Zhi-De Deng, Olga Theresa Ousdal, Leif Oltedal, Brian Angulo, Mate Baradits, Andrew Spitzberg, Ute Kessler, Alexander Sartorius, Annemiek Dols, Katherine Narr, Randall Espinoza, Jeroen Van Waarde, Indira Tendolkar, Philip van Eijndhoven, Guido van Wingen, Akihiro Takamiya, Taishiro Kishimoto, Martin Jorgensen, Anders Jorgensen, Olaf PaulsonAntoine Yrondi, Patrice Peran, Carles Soriano-Mas, Narcís Cardoner, Marta Cano, Linda van Diermen, Didier Schrijvers, Jean-Baptiste Belge, Louise Emsell, Filip Bouckaert, Mathieu Vandenbulcke, Maximilian Kiebs, Rene Hurlemann, Peter Mulders, Ronny Redlich, Udo Dannlowski, Erhan Kavakbasi, Michael Kritzer, Kristen Ellard, Joan Camprodon, Georgios Petrides, Anil Maholtra, Christopher Abbott, Miklos Argyelan


Neurostimulation is a mainstream treatment option for major depression. Neuromodulation techniques apply repetitive magnetic or electrical stimulation to some neural target but significantly differ in their invasiveness, spatial selectivity, mechanism of action, and efficacy. Despite these differences, recent analyses of transcranial magnetic stimulation (TMS) and deep brain stimulation (DBS)-treated individuals converged on a common neural network that might have a causal role in treatment response. We set out to investigate if the neuronal underpinnings of electroconvulsive therapy (ECT) are similarly associated with this common causal network (CCN). Our aim here is to provide a comprehensive analysis in three cohorts of patients segregated by electrode placement (N = 246 with right unilateral, 79 with bitemporal, and 61 with mixed) who underwent ECT. We conducted a data-driven, unsupervised multivariate neuroimaging analysis (Principal Component Analysis, PCA) of the cortical and subcortical volume changes and electric field (EF) distribution to explore changes within the CCN associated with antidepressant outcomes.

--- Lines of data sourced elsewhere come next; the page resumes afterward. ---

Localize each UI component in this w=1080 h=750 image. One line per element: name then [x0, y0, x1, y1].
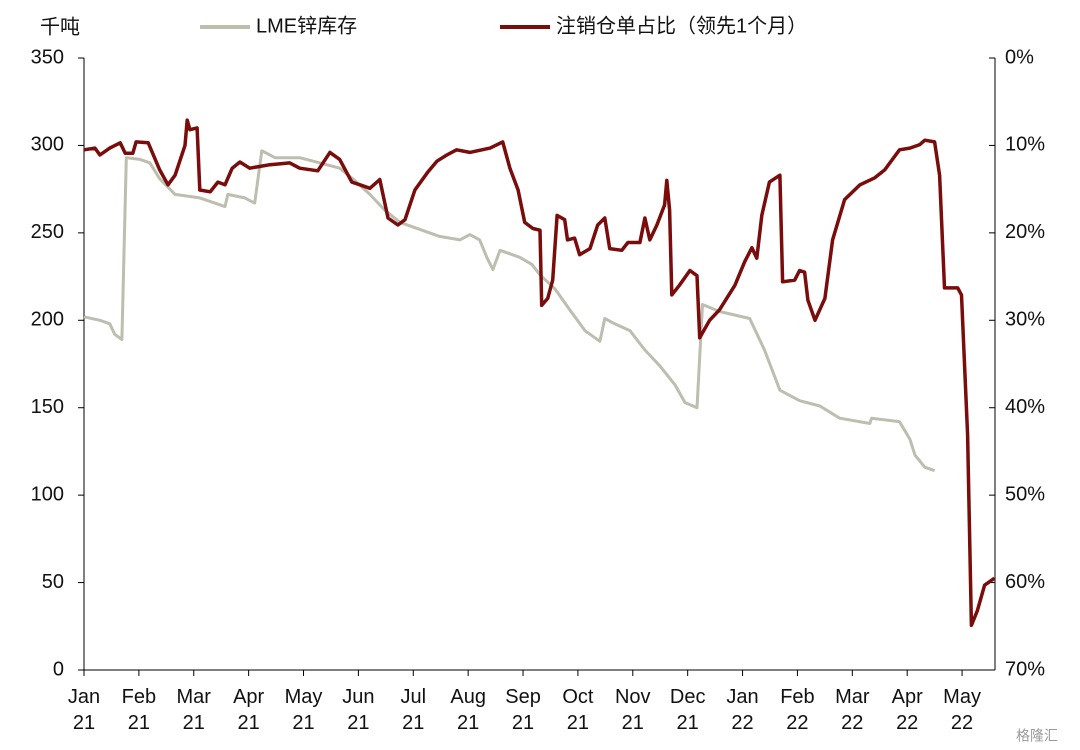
x-tick-label: Aug 21 — [450, 686, 486, 734]
y-tick-label: 200 — [31, 309, 64, 331]
x-tick-label: Nov 21 — [614, 686, 651, 734]
y-tick-label: 150 — [31, 396, 64, 418]
y-tick-label: 100 — [31, 483, 64, 505]
y2-tick-label: 0% — [1005, 46, 1034, 68]
x-tick-label: Feb 22 — [780, 686, 815, 734]
x-tick-label: Apr 21 — [233, 686, 265, 734]
y-axis-title: 千吨 — [40, 15, 80, 38]
x-tick-label: Apr 22 — [891, 686, 923, 734]
y2-tick-label: 50% — [1005, 483, 1045, 505]
x-tick-label: Feb 21 — [121, 686, 157, 734]
x-tick-label: Dec 21 — [669, 686, 706, 734]
legend-label: LME锌库存 — [256, 14, 357, 37]
y-tick-label: 250 — [31, 221, 64, 243]
x-tick-label: Mar 21 — [176, 686, 211, 734]
y2-tick-label: 60% — [1005, 571, 1045, 593]
y-tick-label: 50 — [42, 571, 64, 593]
y2-tick-label: 20% — [1005, 221, 1045, 243]
watermark: 格隆汇 — [1016, 728, 1058, 744]
x-tick-label: Sep 21 — [505, 686, 541, 734]
series-line — [83, 118, 996, 628]
x-tick-label: Oct 21 — [562, 686, 594, 734]
y2-tick-label: 30% — [1005, 309, 1045, 331]
y-tick-label: 350 — [31, 46, 64, 68]
x-tick-label: Jul 21 — [400, 686, 427, 734]
y-tick-label: 300 — [31, 134, 64, 156]
y2-tick-label: 40% — [1005, 396, 1045, 418]
x-tick-label: May 22 — [943, 686, 981, 734]
series-line — [83, 149, 936, 473]
x-tick-label: Jan 21 — [67, 686, 101, 734]
y2-tick-label: 70% — [1005, 658, 1045, 680]
y-tick-label: 0 — [53, 658, 64, 680]
x-tick-label: May 21 — [284, 686, 323, 734]
legend-label: 注销仓单占比（领先1个月） — [556, 14, 807, 37]
x-tick-label: Jun 21 — [342, 686, 375, 734]
x-tick-label: Jan 22 — [726, 686, 759, 734]
x-tick-label: Mar 22 — [835, 686, 870, 734]
y2-tick-label: 10% — [1005, 134, 1045, 156]
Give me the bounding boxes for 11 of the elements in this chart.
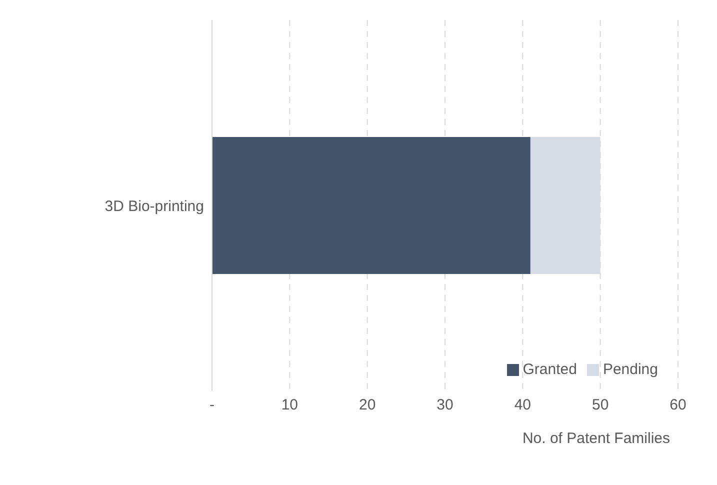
x-tick-label: - xyxy=(210,396,214,414)
x-axis-title: No. of Patent Families xyxy=(522,430,670,447)
x-tick-label: 10 xyxy=(281,396,298,414)
legend-label: Granted xyxy=(522,361,577,378)
x-tick-label: 50 xyxy=(592,396,609,414)
x-tick-label: 60 xyxy=(670,396,686,414)
x-tick-label: 40 xyxy=(514,396,532,414)
x-tick-label: 20 xyxy=(358,396,376,414)
y-tick-label: 3D Bio-printing xyxy=(104,198,204,215)
x-tick-label: 30 xyxy=(436,396,454,414)
legend-label: Pending xyxy=(602,361,658,378)
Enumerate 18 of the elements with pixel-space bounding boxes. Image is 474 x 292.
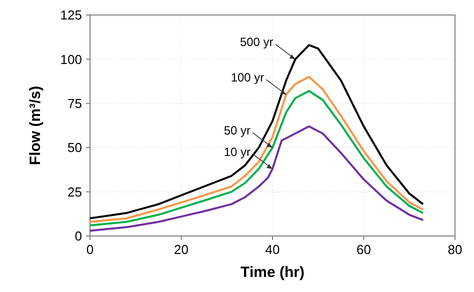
x-tick-label: 60 (356, 242, 371, 257)
y-axis-title: Flow (m³/s) (27, 86, 44, 166)
x-tick-label: 40 (265, 242, 280, 257)
y-tick-label: 25 (68, 184, 82, 200)
annotation: 100 yr (230, 70, 264, 85)
y-tick-label: 75 (68, 96, 82, 111)
x-axis-title: Time (hr) (240, 264, 304, 281)
annotation: 50 yr (224, 124, 250, 138)
y-tick-label: 100 (60, 52, 82, 67)
annotation: 500 yr (240, 35, 274, 50)
x-tick-label: 80 (448, 242, 462, 257)
annotation: 10 yr (224, 144, 250, 159)
y-tick-label: 0 (74, 228, 82, 244)
x-tick-label: 0 (86, 242, 94, 257)
y-tick-label: 125 (60, 8, 82, 23)
x-tick-label: 20 (174, 242, 188, 257)
y-tick-label: 50 (68, 140, 82, 156)
line-series (89, 125, 424, 232)
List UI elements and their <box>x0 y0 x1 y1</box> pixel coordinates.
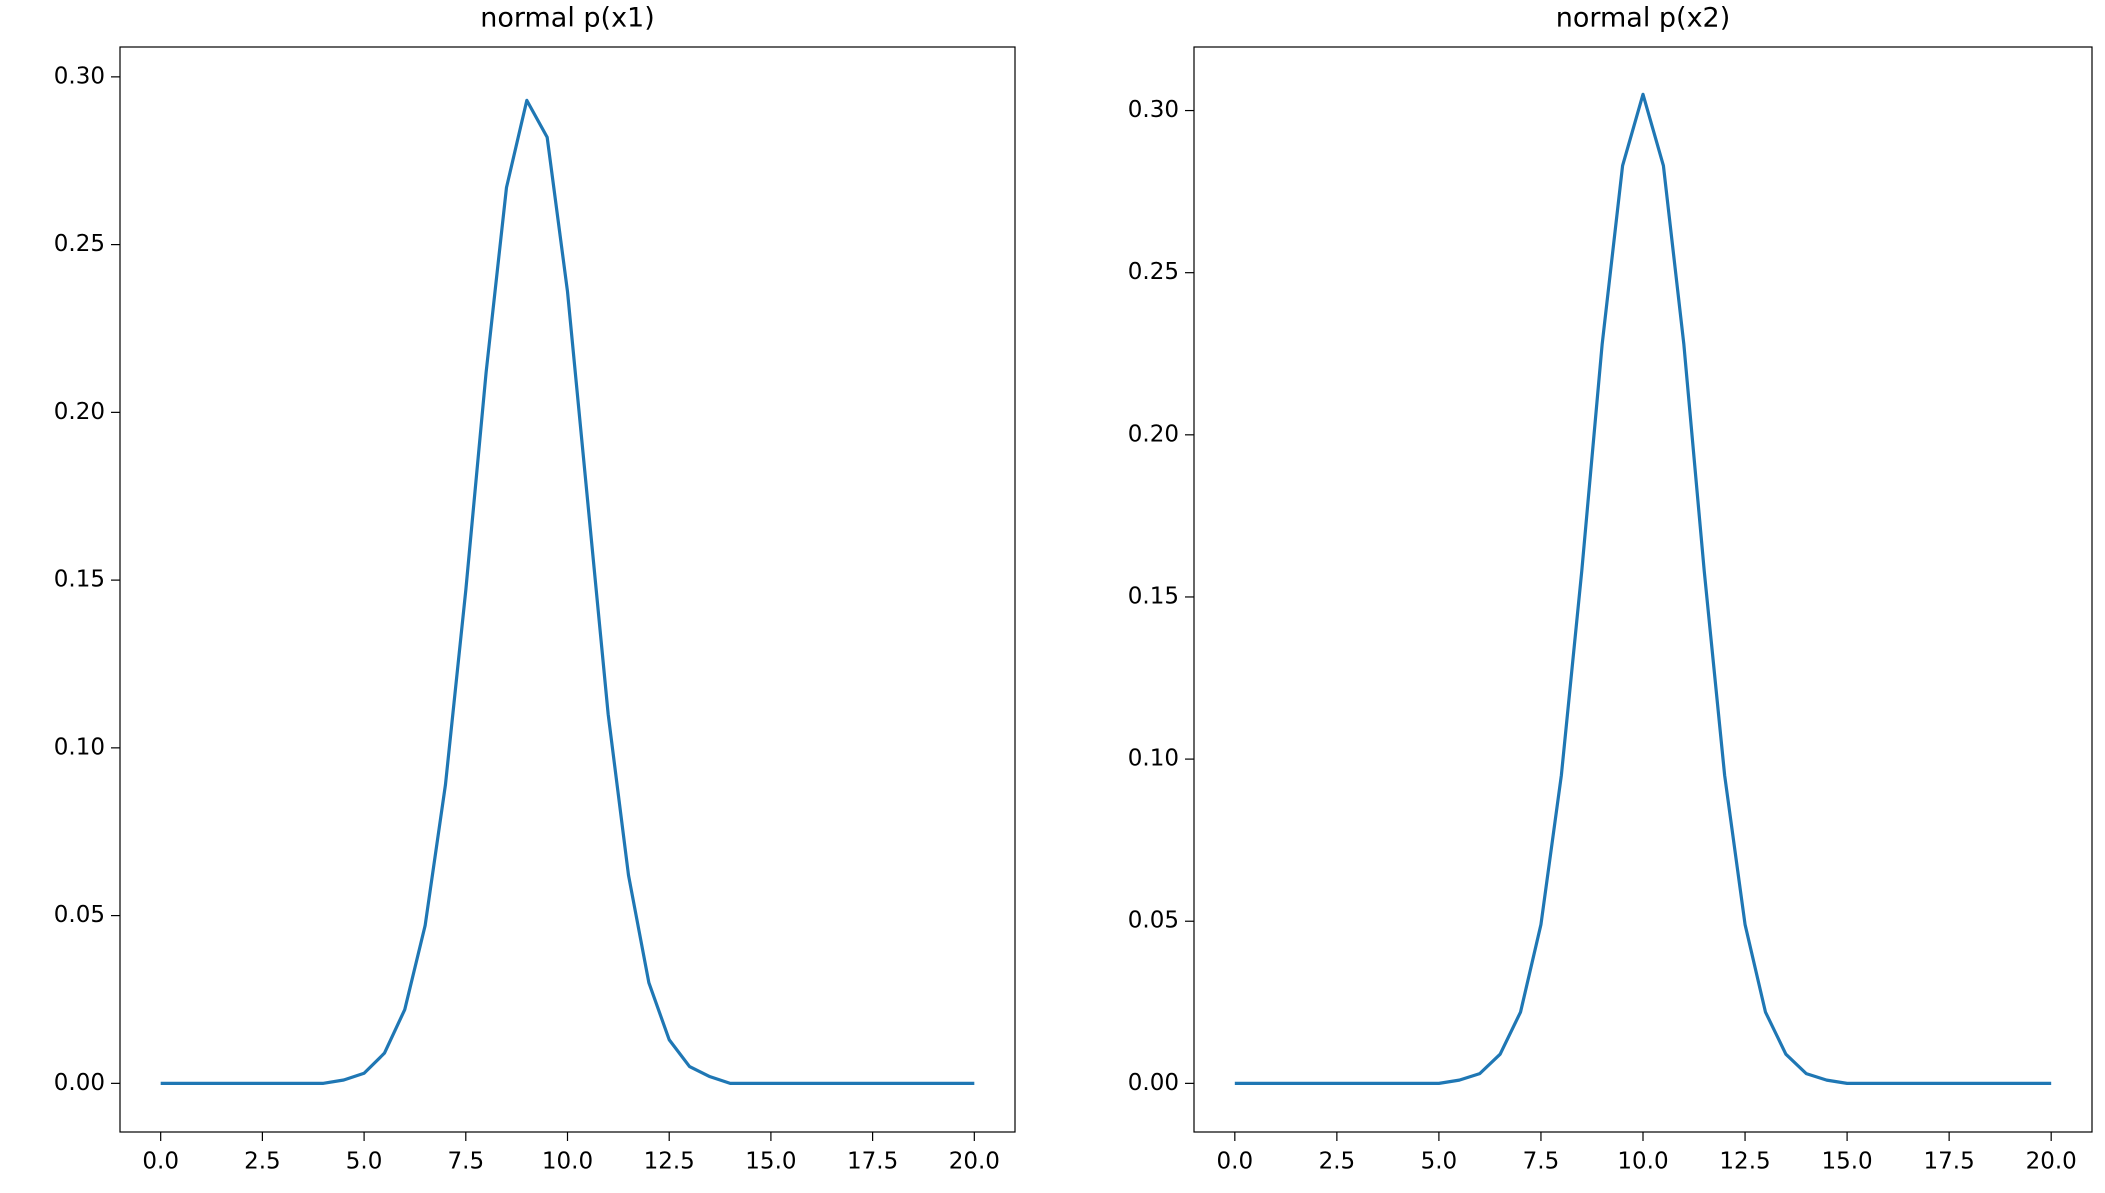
x-tick-label: 10.0 <box>542 1149 593 1175</box>
x-tick-label: 12.5 <box>1719 1149 1770 1175</box>
x-tick-label: 7.5 <box>448 1149 485 1175</box>
x-tick-label: 20.0 <box>949 1149 1000 1175</box>
x-tick-label: 0.0 <box>1217 1149 1254 1175</box>
data-line <box>1234 92 2052 1085</box>
axes-frame <box>119 46 1016 1133</box>
x-tick-label: 7.5 <box>1523 1149 1560 1175</box>
x-tick-label: 0.0 <box>142 1149 179 1175</box>
x-tick-label: 2.5 <box>1319 1149 1356 1175</box>
chart-title: normal p(x1) <box>480 3 655 34</box>
x-tick-label: 15.0 <box>1821 1149 1872 1175</box>
y-tick-label: 0.15 <box>54 567 105 593</box>
x-tick-label: 12.5 <box>644 1149 695 1175</box>
x-tick-label: 15.0 <box>745 1149 796 1175</box>
x-tick-label: 2.5 <box>244 1149 281 1175</box>
y-tick-label: 0.25 <box>54 231 105 257</box>
y-tick-label: 0.10 <box>1128 746 1179 772</box>
y-tick-label: 0.00 <box>54 1070 105 1096</box>
y-tick-label: 0.05 <box>1128 908 1179 934</box>
y-tick-label: 0.05 <box>54 902 105 928</box>
data-line <box>160 98 975 1085</box>
x-tick-label: 17.5 <box>1924 1149 1975 1175</box>
x-tick-label: 17.5 <box>847 1149 898 1175</box>
chart-title: normal p(x2) <box>1556 3 1731 34</box>
y-tick-label: 0.30 <box>54 63 105 89</box>
y-tick-label: 0.20 <box>1128 421 1179 447</box>
y-tick-label: 0.15 <box>1128 583 1179 609</box>
x-tick-label: 10.0 <box>1617 1149 1668 1175</box>
y-tick-label: 0.00 <box>1128 1070 1179 1096</box>
y-tick-label: 0.10 <box>54 734 105 760</box>
y-tick-label: 0.25 <box>1128 259 1179 285</box>
x-tick-label: 5.0 <box>1421 1149 1458 1175</box>
x-tick-label: 5.0 <box>346 1149 383 1175</box>
y-tick-label: 0.30 <box>1128 97 1179 123</box>
y-tick-label: 0.20 <box>54 399 105 425</box>
x-tick-label: 20.0 <box>2026 1149 2077 1175</box>
axes-frame <box>1193 46 2093 1133</box>
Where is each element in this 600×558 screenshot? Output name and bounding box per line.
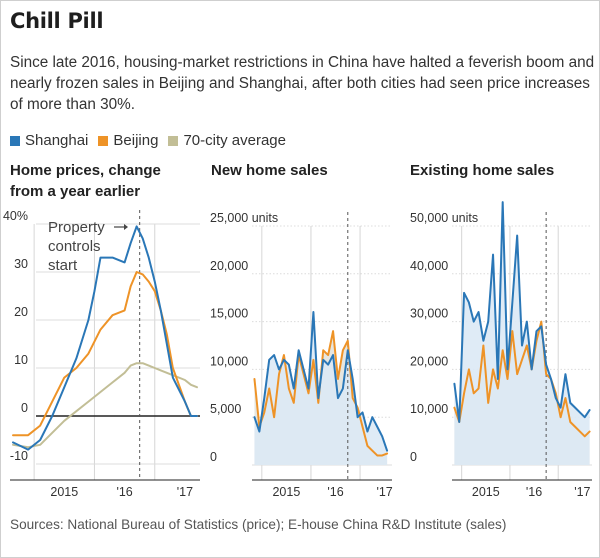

Despite the different treatment modalities (ECT vs TMS and DBS) and methodological approaches (structural vs functional networks), we found a highly similar pattern of change within the CCN in the three cohorts of patients (spatial similarity across 85 regions: r = 0.65, 0.58, 0.40, df = 83). Most importantly, the expression of this pattern correlated with clinical outcomes. This evidence further supports that treatment interventions converge on a CCN in depression. Optimizing modulation of this network could serve to improve the outcome of neurostimulation in depression.